# late season buck



## carxman17 (Aug 23, 2007)

Well went out last night to brave the cold. Got in my stand at 3:15, very windy dusting of snow on ground... Sat until about 5:15 and was just about to get down when I saw movement about 70 yards back in the woods. So I grabbed my bow and was thinking it was a doe. Well (he) took his sweet time working his way towards me. He got close enough & I could see it was no doe, but it was the 9 pointer I had seen on my trail cam last week... Well he slowly made his way in but took what seemed like an hour, but was really about 10 minutes to get where I could get up & draw my bow. I drew back & only needed him to take one more step. He finally took that step & I but the smack down on him with the rage 2 blade. double lung, he ran 30 yards & was dead within 5 minutes. Best deer ever for me... Thanks for letting me share...[/ATTACH][/ATTACH][/ATTACH]


----------



## alumcreeker (Nov 14, 2008)

Nice buck I've been wanting to get out maybe friday with the bow before muzzle loader comes in def sat sun mon tues

Outdoor Hub mobile, the outdoor information engine


----------



## Bulldawg (Dec 3, 2007)

Great buck , glad to see ya stuck with it . It can be hard to shoot a good buck late season . Congrats !


----------



## Snook (Aug 19, 2008)

That's a great buck! Especially in the late season and yesterdays weather conditions! Congrats for being out there and harvesting a nice deer.


----------



## Wildlife (Dec 12, 2010)

Nice! Congratulations!!! Quite the accomplishment.


----------



## Sasamafras (Oct 13, 2011)

really nice late season deer! I bet it made the cold worth it!


----------



## mpd5094 (Jun 20, 2005)

Congrats on a great buck!


----------



## ezbite (May 25, 2006)

great buck. looks like 10 points from the photo.


----------



## markfish (Nov 22, 2007)

great job and it looks like a 10 point to me to at base two spikes on the left base good deal markfish


----------



## Fish-N-Fool (Apr 12, 2004)

Great job on the late season buck!

I think there has been a fair amount of does in heat over the last week or so. I haven't been hunting (already tagged a buck and a doe) but I drive all over for work. I went since gun season seeing any decent bucks. I saw 4 bucks in the last week and 3 were mature. 2 of the bucks would have made even the most picky hunter happy..real slobs!!!

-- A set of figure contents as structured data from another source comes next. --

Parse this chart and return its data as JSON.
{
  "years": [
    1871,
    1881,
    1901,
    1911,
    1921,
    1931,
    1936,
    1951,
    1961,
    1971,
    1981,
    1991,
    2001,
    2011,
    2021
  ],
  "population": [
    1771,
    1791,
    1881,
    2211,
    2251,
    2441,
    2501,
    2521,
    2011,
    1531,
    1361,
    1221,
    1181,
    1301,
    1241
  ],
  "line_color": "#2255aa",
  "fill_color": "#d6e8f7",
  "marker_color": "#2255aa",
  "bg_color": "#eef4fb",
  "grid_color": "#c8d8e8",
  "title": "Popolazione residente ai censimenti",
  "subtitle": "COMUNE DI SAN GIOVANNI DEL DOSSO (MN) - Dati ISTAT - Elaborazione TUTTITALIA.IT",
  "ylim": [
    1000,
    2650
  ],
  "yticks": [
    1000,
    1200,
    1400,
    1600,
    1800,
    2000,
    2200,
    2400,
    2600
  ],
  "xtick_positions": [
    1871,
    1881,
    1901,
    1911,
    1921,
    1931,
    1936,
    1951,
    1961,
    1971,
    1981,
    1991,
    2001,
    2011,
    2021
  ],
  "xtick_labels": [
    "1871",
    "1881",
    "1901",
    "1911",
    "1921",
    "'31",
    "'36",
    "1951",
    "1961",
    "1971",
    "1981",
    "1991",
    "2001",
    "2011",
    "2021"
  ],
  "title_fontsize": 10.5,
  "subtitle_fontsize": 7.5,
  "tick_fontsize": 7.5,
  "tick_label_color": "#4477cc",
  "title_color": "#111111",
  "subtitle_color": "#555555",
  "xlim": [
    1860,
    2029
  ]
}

My bow spot is covered up in deer as it is still surrounded by 120 acres of standing corn....only corn up around for some distance and the deer are hitting it hard. I am taking my nephew out there Sat and he can take whatever he sees (it would be his first deer so I am hoping it works out)!!


----------



## I_Shock_Em (Jul 20, 2008)

Nice job on the buck. Congrats. I was out the same night and filled my last tag with a button buck. It was the first archery deer I have taken from the ground (I went to my stand first to find out it had been stolen  The nerve of some people)


----------



## lomssl (Mar 25, 2006)

:! Congrats !!!!!


----------



## Header (Apr 14, 2004)

It's a very nice late season buck, congrates.


----------



## carxman17 (Aug 23, 2007)

thanks everyone, It was a great hunt. best part for me is I had him on my trail cam 2 weeks ago... This was the third night I sat since I saw him on cam. I have had a hard season. He was the first deer I saw on stand since way before gun season and by far the biggest I have ever seen on stand...


----------



## Jigging Jim (Apr 3, 2010)

Nice Buck - Congratulations!


----------